A strange twist in the case occurred in January 2015 when the Colorado Appeals Court ruled in Kinder Morgan’s favor, then months later agreed to rehear the case, reversing its own decision in favor of Montezuma County.
“It’s been a lot of up and down,” Davis said. “After this, there will be no more appeals.”
The county has spent $138,000 in legal costs on the case, he said. Audits of Kinder Morgan taxes filed since 2008 are ongoing. Montezuma County is represented by the firm Dufford, Waldeck, Milburn & Krohn, LLP. Kinder Morgan is represented by lawyer Alan Poe, of Denver.
The $2 million tax windfall was distributed to special districts in the Kinder Morgan production area in 2008. Those districts were instructed by the Montezuma County Assessor’s Office to not spend the money pending the outcome of the case because they may have to pay it back.

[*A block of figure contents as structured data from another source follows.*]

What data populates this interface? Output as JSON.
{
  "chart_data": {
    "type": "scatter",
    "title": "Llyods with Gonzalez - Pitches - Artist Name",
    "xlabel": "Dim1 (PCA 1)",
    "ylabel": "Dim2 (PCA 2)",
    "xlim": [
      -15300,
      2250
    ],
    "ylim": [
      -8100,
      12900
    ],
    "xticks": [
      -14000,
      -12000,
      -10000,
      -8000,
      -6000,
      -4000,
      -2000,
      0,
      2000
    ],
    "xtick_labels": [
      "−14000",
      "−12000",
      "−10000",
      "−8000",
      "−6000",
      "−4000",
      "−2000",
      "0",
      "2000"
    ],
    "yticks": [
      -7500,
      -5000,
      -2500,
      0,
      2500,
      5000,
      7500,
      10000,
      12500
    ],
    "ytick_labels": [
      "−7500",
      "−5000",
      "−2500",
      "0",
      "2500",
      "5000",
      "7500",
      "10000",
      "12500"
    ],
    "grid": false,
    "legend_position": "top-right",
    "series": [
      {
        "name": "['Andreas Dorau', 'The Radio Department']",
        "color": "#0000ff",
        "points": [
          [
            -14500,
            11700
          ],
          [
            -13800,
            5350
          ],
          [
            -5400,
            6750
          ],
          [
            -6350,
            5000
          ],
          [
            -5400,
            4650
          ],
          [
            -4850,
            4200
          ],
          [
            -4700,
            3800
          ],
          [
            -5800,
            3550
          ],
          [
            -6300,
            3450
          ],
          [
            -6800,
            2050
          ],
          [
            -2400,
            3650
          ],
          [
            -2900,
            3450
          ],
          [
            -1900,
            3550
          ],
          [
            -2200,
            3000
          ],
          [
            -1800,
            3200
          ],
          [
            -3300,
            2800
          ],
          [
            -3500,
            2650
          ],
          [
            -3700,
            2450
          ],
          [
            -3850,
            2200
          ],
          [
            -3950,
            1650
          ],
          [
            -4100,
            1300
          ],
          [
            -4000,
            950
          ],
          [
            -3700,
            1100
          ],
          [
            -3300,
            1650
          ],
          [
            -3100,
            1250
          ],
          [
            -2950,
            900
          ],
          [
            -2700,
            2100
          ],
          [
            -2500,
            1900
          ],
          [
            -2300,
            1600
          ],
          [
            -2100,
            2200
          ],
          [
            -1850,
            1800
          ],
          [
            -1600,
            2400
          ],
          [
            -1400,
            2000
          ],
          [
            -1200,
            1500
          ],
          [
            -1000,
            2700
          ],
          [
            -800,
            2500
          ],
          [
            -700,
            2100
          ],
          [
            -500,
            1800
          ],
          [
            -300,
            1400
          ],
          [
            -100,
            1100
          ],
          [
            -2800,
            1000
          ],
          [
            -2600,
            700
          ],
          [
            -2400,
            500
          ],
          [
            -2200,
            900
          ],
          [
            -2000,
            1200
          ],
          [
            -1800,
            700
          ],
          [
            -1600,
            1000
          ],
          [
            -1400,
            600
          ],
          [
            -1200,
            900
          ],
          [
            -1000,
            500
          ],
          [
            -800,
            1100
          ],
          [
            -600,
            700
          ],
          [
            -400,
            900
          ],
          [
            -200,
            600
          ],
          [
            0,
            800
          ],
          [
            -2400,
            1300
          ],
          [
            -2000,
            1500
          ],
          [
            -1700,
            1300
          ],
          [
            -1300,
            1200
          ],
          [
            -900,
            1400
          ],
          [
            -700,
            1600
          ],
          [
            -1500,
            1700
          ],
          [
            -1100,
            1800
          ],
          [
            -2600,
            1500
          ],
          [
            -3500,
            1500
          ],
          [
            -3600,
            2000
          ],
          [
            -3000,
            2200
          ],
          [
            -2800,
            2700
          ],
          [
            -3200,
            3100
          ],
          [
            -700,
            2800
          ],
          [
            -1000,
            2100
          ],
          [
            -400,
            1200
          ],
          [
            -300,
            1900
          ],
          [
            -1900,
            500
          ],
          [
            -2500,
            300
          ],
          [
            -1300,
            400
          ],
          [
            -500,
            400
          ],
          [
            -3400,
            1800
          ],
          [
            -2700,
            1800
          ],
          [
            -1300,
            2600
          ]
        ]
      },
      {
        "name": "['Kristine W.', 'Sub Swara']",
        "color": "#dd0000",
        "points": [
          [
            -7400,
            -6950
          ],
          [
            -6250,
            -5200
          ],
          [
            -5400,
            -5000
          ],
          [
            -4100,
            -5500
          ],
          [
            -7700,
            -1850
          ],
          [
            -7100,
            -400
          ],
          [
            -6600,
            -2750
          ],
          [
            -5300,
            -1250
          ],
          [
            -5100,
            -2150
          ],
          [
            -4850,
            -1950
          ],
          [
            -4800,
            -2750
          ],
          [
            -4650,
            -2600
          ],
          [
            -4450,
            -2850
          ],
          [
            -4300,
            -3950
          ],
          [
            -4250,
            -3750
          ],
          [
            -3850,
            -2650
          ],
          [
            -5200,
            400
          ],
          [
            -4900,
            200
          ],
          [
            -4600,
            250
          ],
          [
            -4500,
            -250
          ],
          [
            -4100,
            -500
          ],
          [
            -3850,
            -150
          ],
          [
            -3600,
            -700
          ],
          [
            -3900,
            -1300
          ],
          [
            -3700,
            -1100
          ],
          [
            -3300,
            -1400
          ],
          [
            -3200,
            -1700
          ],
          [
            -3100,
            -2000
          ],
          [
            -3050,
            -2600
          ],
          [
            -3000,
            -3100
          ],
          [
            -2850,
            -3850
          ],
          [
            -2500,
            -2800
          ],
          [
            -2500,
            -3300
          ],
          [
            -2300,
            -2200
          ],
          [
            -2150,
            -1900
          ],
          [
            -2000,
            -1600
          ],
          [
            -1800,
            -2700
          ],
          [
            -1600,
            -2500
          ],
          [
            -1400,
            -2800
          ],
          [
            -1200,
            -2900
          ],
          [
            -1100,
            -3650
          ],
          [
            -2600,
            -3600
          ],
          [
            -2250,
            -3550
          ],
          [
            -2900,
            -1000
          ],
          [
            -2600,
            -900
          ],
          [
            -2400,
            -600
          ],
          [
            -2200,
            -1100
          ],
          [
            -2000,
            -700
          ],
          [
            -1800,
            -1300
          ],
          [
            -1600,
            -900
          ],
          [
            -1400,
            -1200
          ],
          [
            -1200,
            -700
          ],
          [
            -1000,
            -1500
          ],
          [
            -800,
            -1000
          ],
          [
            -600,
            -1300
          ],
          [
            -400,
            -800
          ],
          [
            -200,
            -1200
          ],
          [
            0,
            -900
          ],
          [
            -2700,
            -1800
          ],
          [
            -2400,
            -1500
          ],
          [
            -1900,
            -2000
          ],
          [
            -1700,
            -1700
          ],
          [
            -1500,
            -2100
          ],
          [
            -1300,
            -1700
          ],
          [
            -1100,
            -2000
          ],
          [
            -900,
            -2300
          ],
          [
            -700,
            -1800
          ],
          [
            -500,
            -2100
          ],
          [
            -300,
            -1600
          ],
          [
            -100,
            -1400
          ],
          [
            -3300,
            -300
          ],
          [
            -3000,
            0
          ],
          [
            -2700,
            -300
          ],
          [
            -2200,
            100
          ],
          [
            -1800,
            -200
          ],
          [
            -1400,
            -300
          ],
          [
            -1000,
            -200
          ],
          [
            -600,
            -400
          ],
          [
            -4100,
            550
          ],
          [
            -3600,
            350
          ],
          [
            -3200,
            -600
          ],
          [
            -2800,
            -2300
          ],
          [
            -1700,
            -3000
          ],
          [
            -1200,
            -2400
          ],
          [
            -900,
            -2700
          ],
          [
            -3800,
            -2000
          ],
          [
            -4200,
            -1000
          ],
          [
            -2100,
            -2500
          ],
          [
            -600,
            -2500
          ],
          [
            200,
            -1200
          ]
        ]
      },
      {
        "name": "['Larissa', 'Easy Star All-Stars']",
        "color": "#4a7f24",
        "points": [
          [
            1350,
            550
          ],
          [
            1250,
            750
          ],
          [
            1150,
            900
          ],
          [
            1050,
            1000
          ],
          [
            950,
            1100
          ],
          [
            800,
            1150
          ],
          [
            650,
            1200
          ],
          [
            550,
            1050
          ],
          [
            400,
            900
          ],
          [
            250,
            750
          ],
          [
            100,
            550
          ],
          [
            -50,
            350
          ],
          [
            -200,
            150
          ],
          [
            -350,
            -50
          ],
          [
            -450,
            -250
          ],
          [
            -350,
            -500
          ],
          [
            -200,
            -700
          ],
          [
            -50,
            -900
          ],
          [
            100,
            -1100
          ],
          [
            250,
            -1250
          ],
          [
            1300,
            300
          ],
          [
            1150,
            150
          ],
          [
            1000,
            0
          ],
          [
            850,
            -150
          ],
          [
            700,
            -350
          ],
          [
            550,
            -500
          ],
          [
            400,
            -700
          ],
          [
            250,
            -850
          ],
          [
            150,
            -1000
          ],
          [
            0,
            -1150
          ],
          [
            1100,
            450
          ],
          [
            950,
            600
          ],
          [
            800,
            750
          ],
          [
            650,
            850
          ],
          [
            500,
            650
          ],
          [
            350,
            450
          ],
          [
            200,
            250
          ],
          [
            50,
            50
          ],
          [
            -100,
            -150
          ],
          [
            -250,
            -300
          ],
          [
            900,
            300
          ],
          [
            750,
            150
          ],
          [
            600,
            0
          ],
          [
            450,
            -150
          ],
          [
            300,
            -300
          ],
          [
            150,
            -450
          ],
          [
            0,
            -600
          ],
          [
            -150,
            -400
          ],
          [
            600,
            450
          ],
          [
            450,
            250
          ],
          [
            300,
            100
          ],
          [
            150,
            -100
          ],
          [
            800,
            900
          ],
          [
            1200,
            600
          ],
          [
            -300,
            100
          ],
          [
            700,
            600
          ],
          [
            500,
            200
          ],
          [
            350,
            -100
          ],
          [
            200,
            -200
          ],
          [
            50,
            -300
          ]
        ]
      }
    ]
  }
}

The largest beneficiary of the increased tax collection was the Montezuma-Cortez Re-1 School District, which reaped $942,000 in 2008.
Other significant amounts went to the county’s general fund ($513,000), the road and bridge fund ($129,000), the Montezuma County Sheriff’s Office ($71,000), social services ($64,000), and Southwest Memorial Hospital ($50,000). The rest was spread out among smaller special districts including local fire departments and cemetery districts.